In no longer than 8 weeks, baby number three will join our family. That is the scheduled date for now. I could go into labor prior to that, but it will be no later than then.

I am over being pregnant. But not ready for a new baby either. I am stuck in some sort of weird limbo land. My Six Pack (what I call the girls from high school that have managed to remain my friends after............a long enough time) gave me a shower over the weekend. It was sweet and overwhelming. Overwhelming in the sense that, "Oh my, a real live baby is coming." No turning back now right? And now I have this pile of baby stuff and I look at it and wonder what I am going to do with another child. On a side note, these girls have great taste and sense and their thinking of us and doing this for us has deeply touched me.
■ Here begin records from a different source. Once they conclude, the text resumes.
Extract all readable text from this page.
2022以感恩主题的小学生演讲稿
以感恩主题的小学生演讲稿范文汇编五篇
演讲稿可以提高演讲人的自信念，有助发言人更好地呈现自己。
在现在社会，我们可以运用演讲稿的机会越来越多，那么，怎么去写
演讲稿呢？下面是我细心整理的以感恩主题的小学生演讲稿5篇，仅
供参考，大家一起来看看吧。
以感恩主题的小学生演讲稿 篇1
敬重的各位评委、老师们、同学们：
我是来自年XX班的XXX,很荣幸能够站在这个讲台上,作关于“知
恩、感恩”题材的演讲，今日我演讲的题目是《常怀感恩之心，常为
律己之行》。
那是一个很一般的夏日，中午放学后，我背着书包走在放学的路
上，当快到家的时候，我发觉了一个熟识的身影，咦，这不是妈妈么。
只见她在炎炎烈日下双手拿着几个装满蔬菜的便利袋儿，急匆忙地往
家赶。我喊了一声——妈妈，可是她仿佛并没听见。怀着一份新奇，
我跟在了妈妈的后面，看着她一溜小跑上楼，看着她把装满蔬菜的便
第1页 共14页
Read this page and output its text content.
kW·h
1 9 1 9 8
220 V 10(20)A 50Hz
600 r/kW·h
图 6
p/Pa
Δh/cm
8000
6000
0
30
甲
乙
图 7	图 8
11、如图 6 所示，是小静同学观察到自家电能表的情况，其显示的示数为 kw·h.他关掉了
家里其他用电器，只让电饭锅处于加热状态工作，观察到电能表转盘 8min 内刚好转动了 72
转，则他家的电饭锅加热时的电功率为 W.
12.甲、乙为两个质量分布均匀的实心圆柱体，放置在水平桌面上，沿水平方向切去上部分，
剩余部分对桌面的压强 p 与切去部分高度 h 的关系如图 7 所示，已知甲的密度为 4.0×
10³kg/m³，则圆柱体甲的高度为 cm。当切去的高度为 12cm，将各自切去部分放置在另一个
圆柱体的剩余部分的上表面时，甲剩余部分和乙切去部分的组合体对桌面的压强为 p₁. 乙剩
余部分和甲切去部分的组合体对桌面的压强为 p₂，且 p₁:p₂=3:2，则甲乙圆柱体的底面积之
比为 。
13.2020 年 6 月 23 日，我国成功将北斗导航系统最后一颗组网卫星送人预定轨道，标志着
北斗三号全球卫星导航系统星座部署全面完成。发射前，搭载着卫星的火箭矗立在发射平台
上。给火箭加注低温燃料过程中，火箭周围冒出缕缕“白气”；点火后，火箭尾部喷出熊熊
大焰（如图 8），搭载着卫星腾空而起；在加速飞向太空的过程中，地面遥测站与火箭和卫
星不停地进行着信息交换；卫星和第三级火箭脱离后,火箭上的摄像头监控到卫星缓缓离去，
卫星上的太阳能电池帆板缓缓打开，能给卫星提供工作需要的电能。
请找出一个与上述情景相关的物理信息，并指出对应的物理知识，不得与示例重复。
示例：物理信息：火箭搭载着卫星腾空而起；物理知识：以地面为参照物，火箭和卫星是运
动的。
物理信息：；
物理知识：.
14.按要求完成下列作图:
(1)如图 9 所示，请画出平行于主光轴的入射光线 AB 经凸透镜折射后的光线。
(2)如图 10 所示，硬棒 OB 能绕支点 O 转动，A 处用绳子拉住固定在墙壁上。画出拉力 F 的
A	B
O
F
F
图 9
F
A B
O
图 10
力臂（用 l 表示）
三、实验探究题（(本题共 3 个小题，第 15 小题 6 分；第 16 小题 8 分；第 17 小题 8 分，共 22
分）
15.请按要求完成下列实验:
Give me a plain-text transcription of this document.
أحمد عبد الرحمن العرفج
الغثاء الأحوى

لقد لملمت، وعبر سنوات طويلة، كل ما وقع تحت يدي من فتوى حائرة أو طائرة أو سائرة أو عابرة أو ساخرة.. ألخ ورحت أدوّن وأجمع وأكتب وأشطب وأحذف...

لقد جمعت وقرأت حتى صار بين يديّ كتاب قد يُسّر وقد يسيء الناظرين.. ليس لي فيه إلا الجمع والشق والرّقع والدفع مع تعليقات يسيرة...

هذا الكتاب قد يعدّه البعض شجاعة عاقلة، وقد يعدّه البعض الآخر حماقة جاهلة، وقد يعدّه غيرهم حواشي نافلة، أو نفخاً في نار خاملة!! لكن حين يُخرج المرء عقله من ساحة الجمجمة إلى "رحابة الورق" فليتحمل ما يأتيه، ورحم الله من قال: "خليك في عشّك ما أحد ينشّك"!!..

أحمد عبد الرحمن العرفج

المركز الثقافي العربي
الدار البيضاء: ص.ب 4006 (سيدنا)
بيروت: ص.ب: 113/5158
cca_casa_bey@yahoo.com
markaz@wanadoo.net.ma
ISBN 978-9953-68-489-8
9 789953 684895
I have discovered there is such a thing as prepartum depression. It is called antenatal depression. How strange....I figure the shock of it happening so soon is what is still catching me off guard. By my account, once the baby is six months old I will be ready.

I missed taking a picture last week. I am beginning to bloat badly now. I gained too much weight again. I have a feeling a portion of it is retaining water. I no longer have ankles. Yikes. We are at appointments every two weeks now. About four more of those and we will be done.

The final countdown is on. The weather is cooling off and I know that means falls in near. As well as the birth of this baby.